Darker Companions, a Ramsey Campbell tribute anthology

Darker Companions, a Ramsey Campbell tribute anthology, is out now from PS Publishing, with cover art by the great JK Potter.

Here’s the glorious lineup:

  • Introduction: Hymns from the Church in High Street by Scott David Aniolowski 
  • Holoow by Michael Wehunt 
  • The Long Fade into Evening by Steve Rasnic Tem 
  • Asking Price by S.P. Miskowski 
  • Author! Author?  by John Llewellyn Probert 
  • Meriwether by Michael Griffin 
  • The Entertainment Arrives by Alison Littlewood 
  • Premeditation by Marc Laidlaw 
  • A Perfect Replica by Damien Angelica Walters 
  • There, There by Gary McMahon 
  • We Pass from View by Matthew M. Bartlett 
  • Meeting the Master by Gary Fry 
  • Saints in Gold by Kristi DeMeester 
  • This Last Night in Sodom by Cody Goodfellow 
  • The Whither by Kaaron Warren 
  • Uncanny Valley by Jeffrey Thomas 
  • The Dublin Horror by Lynda E. Rucker 
  • The Sixth Floor by Thana Niveau 
  • The Carcass of the Lion by Christopher Slatsky 
  • The Granfalloon by Orrin Grey 
  • Little Black Lamb by Adam L G Nevill

When Joe Pulver first asked me to contribute to a Ramsey Campbell tribute anthology he would be editing with Scott Aniolowski, my reply was something like Try and stop me! Ramsey Campbell has been one of the most significant influences from the horror genre on my own writing, and I was thrilled at the opportunity to honor him in this way.

I first read Ramsey Campbell as a teenager—a copy of The Face That Must Die, the Scream Press edition with the JK Potter photographs and the harrowing essay by Ramsey about his childhood somehow made its way into our house in rural Georgia. (I have no idea how.

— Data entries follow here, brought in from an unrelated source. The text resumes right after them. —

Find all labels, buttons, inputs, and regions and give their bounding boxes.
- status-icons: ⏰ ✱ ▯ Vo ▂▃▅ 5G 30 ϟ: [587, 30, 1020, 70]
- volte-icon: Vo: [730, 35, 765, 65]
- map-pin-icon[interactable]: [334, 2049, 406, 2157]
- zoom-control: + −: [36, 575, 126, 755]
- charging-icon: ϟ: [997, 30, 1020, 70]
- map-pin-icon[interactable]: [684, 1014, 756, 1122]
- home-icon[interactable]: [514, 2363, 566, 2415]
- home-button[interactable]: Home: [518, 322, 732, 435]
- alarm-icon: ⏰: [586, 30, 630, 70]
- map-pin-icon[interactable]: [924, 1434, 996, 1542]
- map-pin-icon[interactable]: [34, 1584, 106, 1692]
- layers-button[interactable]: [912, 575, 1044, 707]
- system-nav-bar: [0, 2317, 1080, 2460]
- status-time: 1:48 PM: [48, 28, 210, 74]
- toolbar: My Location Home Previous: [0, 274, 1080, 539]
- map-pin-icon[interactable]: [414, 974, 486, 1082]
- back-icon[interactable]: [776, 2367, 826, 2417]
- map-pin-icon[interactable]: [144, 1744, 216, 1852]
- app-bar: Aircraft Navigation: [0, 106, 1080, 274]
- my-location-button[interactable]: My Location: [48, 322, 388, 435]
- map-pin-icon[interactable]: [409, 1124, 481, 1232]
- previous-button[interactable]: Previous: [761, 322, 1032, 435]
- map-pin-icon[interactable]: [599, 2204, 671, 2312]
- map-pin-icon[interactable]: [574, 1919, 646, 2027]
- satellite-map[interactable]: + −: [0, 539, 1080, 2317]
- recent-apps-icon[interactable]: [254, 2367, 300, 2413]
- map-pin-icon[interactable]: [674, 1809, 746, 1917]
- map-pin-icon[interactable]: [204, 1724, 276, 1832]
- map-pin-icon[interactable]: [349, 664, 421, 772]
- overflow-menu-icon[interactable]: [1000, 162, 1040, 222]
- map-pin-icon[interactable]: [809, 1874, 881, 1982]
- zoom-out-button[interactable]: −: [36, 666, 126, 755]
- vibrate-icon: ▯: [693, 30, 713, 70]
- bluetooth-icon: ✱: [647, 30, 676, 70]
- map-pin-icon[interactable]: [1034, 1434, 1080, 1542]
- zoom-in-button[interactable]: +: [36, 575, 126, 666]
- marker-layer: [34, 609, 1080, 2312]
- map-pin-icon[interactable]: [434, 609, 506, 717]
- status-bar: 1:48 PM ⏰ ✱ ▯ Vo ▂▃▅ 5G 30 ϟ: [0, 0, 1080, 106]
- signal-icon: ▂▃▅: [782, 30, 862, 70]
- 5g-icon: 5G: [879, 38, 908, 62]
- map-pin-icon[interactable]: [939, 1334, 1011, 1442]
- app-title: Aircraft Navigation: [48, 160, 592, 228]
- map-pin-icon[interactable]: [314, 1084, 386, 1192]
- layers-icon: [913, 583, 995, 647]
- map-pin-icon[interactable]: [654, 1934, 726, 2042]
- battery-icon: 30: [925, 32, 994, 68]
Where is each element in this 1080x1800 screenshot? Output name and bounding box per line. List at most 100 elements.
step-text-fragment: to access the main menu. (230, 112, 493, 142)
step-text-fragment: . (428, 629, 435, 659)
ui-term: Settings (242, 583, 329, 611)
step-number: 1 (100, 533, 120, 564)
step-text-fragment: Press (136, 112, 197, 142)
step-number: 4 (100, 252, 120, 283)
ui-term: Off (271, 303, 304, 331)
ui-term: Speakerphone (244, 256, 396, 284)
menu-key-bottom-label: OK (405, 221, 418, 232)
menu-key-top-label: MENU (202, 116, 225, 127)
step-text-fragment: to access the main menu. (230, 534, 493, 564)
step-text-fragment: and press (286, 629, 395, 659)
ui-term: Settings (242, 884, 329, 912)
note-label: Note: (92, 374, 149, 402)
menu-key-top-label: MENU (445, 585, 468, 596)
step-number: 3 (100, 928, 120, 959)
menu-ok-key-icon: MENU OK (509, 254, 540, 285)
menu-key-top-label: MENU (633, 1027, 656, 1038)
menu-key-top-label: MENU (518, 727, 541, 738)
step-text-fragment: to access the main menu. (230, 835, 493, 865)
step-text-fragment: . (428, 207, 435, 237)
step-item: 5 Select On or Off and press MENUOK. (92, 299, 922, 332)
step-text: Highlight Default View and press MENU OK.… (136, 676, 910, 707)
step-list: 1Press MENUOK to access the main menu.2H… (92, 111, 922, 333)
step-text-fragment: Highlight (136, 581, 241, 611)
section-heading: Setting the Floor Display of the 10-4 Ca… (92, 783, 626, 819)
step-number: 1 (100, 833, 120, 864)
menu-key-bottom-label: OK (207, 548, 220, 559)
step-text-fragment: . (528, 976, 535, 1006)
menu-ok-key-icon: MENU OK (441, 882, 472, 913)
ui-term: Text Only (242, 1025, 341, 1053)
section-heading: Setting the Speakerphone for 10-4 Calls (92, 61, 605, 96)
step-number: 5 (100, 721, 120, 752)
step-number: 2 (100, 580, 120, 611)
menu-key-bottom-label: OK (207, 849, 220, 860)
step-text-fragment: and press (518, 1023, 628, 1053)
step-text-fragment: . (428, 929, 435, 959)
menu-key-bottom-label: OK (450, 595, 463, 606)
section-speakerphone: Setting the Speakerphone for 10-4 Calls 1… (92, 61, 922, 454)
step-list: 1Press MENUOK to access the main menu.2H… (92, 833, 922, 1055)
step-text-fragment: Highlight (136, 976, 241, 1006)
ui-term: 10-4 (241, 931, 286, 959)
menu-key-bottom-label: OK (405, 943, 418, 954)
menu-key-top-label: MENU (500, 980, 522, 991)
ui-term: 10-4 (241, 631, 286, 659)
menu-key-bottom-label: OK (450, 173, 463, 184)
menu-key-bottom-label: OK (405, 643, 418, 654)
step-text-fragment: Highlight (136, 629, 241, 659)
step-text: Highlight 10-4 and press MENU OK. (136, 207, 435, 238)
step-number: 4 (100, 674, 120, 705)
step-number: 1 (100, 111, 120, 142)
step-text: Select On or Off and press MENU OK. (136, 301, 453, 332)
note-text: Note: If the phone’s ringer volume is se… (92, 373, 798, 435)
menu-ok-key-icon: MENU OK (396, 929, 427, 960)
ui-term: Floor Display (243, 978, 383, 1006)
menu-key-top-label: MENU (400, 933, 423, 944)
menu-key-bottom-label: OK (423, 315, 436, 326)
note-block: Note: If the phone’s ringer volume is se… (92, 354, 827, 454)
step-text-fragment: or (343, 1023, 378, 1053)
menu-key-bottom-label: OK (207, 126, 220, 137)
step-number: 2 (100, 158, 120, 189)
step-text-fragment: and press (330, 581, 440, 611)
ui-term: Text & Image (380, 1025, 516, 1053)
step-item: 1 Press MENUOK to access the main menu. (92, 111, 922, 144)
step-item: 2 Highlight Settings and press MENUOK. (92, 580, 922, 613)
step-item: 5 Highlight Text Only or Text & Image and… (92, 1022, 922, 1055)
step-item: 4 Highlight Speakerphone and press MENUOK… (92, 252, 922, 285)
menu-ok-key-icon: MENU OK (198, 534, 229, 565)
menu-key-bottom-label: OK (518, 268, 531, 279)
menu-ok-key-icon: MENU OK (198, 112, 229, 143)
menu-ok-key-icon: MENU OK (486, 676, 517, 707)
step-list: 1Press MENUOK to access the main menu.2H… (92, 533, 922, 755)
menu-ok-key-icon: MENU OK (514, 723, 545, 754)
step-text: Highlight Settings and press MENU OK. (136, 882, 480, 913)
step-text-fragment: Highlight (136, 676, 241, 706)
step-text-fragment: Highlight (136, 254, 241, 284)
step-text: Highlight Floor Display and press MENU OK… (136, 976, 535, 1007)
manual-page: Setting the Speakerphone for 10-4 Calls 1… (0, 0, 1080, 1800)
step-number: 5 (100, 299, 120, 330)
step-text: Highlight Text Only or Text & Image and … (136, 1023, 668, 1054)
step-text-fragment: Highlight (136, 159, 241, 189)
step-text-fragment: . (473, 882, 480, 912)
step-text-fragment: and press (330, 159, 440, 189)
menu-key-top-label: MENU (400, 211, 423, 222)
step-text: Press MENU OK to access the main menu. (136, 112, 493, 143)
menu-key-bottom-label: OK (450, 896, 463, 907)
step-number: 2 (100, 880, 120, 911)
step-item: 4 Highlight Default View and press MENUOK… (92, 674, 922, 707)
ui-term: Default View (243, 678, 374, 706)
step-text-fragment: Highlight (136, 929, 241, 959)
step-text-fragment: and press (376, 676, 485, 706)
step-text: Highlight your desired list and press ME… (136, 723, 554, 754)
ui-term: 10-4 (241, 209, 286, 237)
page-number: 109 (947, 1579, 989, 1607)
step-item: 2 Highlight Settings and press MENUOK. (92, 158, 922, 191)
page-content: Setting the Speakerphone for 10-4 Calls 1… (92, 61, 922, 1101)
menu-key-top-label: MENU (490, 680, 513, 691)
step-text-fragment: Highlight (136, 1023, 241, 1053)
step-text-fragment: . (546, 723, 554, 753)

Perhaps through some demonology on the part of Ramsey himself.) That was quite an introduction to his work. To be honest, at the time, I wasn’t sure what I thought about it. I’d never encountered anything like it. But a couple of years later, I’d started reading his stories in Year’s Best anthologies and picked up The Hungry Moon, a tale of ancient pagan evil and modern fundamentalism in a small English village, at my university library. I loved it.

Not long after that, I went to Ireland for a few months on a student work visa. I waited tables in a pub in Dublin, a dreadful yuppie establishment that used to be on Wicklow Street, thankfully now long gone and forgotten, and drank a lot of Guinness. I was pretty broke, and books were expensive in Ireland even then, so I relied on charity shops and my two flatmates to keep me in a steady supply of reading material. At one Oxfam shop near where I lived in Rathmines, Ramsey Campbell paperbacks started turning up, one or two a week. It became a kind of ritual, stopping in to see if whoever seemed to be working their way through Ramsey’s bibliography and then passing them more or less directly on to me had left me another. It was during this time that I fell well and truly in love with his work, his allusive and often intricate style, his descriptions of a world in which realities shifted in front of characters’ eyes, and his themes, including those of alienation and the oppressive nature of organized religion–two that I borrowed for my own story in this anthology. I remember how sad I was when I’d read all the novels he’d written up to that point, and there were no more new books coming in.

It was with all this in mind that I set out to write “The Dublin Horror.” I wanted my main character to be a 1980s teen goth girl—perhaps not so different from Amy of Ramsey’s 1998 novel Nazareth Hill, one of my favorites by him. I wanted her to discover a writer in the same way I’d fallen in love with Ramsey’s books, and as I once owned a copy of his Night of the Claw written as Jay Ramsey, in a moment of cheekiness I gave the writer the first name of Jay. After that it got cheekier—I won’t spoil my own story, but suffice it to say any resemblance to Ramsey Campbell, the writer and the person I have come to know a little over the years, ends there.

At its core, though, I wanted to tell a story that evoked the same sense of disorientation and isolation that so many of Ramsey’s stories have done for me. I set out to write something that felt, to me at least, Campbellesque, as filtered through my own style and preoccupations. I’m just so pleased to have had the opportunity to contribute to this anthology and to pay my respects to a writer who has meant so much to me—not just as a writer, but as a reader. Like many of my colleagues, I wouldn’t be here in quite the same way without him.